In a later article in May of 2005, Wayne Madsen listed a chain of allegations of illegal wiretaps and monitoring of Americans by the NSA which no longer seem so farfetched.

    Intelligence community insiders claim that a number of State Department and other government officials may have been subject to NSA “training” surveillance and that transcripts between them and foreign officials likely ended up in the possession of Bolton and his neo-conservative political allies, including such members of Vice President Dick Cheney’s staff as David Wurmser (a former assistant to Bolton at State), John Hannah, and Lewis “Scooter” Libby.

    Possible affected individuals include: Secretary of State Colin Powell and Deputy Secretary of State Richard Armitage and their conversations with their counterparts and officials around the world; Assistant Secretary of State for Near Eastern Affairs William Burns and his telephone conversations with International Atomic Energy Agency director general Mohammed el Baradei and Britain’s top non-proliferation official William Ehrman (Bolton was frozen out of negotiations between Burns, Britain, and Libya over the stand down of the Libyan weapons of mass destruction program) (also Burns’s conversations with Syrian Foreign Minister Farouq al Shara over charges by Bolton that Syria possessed WMDs and conversations between Burns and former chief UN Iraq weapons inspector Hans Blix); various phone calls made by Chairman of the President’s Foreign Intelligence Advisory Board Brent Scowcroft; U.S. Special Envoy on North Korea Charles “Jack” Pritchard and his telephone conversations with U.S. ambassador to South Korea Thomas Hubbard, Assistant Secretary of State for East Asian Affairs James Kelly, and Richard Armitage; New Mexico Governor Bill Richardson and his telephone conversations with Secretary of State Powell and North Korea’s deputy UN ambassador Han Song Ryol; phone conversations between Senate Foreign Relations Committee Chairman Joseph Biden and his Iranian counterpart, Majlis foreign affairs chair Mohsen Mirdamad and between Biden, his staff, and William Burns and Undersecretary of State for Political Affairs Marc Grossman; and President Jimmy Carter’s phone conversations with Cuban officials before and during his May 2002 trip to Cuba (Carter said he found no evidence to support Bolton’s claims of Cuban biological weapons development).

I suppose that since George Bush has come out and admitted he gave the order for the illegal wiretaps to be carried out by the NSA, they won’t have to use the “training mission” excuse any more.
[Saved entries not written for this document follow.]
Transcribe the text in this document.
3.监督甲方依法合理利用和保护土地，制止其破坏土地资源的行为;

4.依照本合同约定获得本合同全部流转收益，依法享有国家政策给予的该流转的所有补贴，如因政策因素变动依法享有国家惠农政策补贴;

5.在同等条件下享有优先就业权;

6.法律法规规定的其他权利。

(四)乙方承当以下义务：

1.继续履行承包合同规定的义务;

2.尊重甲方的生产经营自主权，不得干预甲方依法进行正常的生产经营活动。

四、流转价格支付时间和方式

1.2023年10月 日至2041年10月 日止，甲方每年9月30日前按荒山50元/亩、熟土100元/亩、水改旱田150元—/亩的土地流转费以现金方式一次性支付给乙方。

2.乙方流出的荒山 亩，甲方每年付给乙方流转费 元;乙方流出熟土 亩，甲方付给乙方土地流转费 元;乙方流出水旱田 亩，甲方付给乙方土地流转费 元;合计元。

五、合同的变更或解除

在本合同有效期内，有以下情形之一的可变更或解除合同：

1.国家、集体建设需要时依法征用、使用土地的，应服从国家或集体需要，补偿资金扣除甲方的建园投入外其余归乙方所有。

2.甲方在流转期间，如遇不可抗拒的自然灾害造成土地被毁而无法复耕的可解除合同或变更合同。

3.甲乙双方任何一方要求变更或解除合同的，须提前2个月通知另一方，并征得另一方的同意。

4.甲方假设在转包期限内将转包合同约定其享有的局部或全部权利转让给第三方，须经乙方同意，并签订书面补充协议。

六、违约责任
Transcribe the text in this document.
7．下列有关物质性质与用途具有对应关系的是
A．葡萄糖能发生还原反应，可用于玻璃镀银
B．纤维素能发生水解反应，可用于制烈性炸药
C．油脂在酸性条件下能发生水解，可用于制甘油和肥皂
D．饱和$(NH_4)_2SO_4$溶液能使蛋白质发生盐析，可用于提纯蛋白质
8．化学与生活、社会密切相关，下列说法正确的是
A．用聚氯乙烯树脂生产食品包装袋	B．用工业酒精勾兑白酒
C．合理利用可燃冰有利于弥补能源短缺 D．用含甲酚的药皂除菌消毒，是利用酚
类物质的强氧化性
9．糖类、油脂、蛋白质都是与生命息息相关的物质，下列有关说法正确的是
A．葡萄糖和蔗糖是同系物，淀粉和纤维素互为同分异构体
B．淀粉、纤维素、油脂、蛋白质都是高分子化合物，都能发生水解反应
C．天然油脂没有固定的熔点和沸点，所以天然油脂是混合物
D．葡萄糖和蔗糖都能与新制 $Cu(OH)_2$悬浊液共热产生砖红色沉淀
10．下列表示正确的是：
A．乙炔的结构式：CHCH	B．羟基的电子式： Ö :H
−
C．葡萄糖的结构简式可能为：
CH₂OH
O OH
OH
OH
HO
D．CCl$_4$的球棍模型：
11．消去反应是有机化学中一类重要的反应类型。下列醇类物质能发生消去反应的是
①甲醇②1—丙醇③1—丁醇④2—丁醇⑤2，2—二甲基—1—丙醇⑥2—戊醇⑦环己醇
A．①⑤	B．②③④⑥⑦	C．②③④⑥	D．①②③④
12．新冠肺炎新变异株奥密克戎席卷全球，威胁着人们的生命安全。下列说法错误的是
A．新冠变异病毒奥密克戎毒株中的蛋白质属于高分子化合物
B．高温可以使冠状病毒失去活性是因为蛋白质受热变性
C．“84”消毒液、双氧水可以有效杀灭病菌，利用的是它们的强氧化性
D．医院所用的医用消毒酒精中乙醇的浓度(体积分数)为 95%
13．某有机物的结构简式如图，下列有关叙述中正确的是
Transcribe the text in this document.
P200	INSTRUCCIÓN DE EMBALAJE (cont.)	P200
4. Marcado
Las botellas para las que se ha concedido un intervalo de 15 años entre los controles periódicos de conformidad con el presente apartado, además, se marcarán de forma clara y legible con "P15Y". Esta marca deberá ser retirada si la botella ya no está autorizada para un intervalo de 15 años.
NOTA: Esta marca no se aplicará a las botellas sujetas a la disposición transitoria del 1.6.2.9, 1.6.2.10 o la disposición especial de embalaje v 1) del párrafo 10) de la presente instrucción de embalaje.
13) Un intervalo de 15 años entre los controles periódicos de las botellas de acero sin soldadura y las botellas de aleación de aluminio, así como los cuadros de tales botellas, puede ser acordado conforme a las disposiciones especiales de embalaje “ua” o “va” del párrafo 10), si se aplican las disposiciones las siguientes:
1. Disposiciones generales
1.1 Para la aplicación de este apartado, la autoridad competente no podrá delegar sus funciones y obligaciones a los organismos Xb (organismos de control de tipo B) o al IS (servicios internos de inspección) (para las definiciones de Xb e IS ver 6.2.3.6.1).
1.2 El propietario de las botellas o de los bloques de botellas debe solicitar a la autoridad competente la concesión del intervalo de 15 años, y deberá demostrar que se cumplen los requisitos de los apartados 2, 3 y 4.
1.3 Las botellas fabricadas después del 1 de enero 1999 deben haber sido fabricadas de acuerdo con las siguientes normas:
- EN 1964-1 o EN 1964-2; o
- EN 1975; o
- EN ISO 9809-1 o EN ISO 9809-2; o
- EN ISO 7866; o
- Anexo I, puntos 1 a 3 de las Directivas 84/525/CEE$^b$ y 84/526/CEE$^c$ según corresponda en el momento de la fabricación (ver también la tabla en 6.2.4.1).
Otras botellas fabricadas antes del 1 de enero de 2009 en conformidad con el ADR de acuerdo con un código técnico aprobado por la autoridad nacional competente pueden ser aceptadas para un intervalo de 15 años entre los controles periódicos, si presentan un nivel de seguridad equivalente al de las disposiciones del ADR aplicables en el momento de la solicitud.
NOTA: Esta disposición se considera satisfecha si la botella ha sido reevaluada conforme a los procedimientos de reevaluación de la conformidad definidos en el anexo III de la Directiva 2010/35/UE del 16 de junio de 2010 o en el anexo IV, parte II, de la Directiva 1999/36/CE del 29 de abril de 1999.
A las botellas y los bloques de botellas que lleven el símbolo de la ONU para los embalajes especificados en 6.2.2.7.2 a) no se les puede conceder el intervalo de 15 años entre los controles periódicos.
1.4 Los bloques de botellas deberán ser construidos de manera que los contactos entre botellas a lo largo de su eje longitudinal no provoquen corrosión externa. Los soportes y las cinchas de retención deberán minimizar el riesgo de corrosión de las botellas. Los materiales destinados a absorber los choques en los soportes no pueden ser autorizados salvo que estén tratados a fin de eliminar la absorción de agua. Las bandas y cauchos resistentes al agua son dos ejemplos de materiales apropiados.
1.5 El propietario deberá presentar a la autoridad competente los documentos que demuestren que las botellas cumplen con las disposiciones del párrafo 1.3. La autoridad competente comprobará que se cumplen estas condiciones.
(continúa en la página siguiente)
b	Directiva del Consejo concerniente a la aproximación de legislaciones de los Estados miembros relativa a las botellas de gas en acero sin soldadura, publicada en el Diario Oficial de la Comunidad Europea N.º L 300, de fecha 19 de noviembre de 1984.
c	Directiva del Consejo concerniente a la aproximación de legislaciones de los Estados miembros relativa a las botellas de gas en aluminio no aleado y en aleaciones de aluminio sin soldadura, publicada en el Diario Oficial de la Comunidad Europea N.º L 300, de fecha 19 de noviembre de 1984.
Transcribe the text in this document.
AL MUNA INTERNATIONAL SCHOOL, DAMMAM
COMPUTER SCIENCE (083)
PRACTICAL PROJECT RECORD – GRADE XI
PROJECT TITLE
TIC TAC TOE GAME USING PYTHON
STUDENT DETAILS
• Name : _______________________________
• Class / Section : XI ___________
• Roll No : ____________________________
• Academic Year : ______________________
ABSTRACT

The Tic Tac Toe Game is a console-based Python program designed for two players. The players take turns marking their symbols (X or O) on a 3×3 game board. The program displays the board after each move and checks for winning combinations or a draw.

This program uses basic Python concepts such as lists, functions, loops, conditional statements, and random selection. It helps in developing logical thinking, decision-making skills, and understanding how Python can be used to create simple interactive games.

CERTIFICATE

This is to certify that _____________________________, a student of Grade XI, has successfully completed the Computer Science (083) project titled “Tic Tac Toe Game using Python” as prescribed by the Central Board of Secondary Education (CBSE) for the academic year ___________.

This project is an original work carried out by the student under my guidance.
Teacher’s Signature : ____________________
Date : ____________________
Now comes the questions about who was monitored illegally and to what purpose.

Iraqi Army Desertions

Buried away toward the bottom of this news article are a few interesting paragraphs about the morale of at least one Iraqi Army battalion:

    Meanwhile, gunmen Friday attacked an Iraqi army checkpoint in the city of Adhaim, in religiously and ethnically mixed Diyala province, killing eight soldiers and wounding seventeen, an Iraqi army officer said on condition he not be identified for fear of reprisal.

    “There were too many to count,” said Akid, a 20-year-old soldier from Diwanayah being treated for gunshot wounds to both thighs. “They tried to kill everybody.”

    Akid, who would only give his first name for fear of reprisal, said his battalion of about 600 men had already suffered over 250 desertions after a Dec. 3 ambush in Adhaim killed 19 Iraqi soldiers.

    “They gave up,” he said. “They said, ‘The hell with this.'”

I wonder if this is one of the Iraqi battalions cited by the Pentagon as being ready to take over from American troops. If so, it may be a very long time before our soldiers can come home.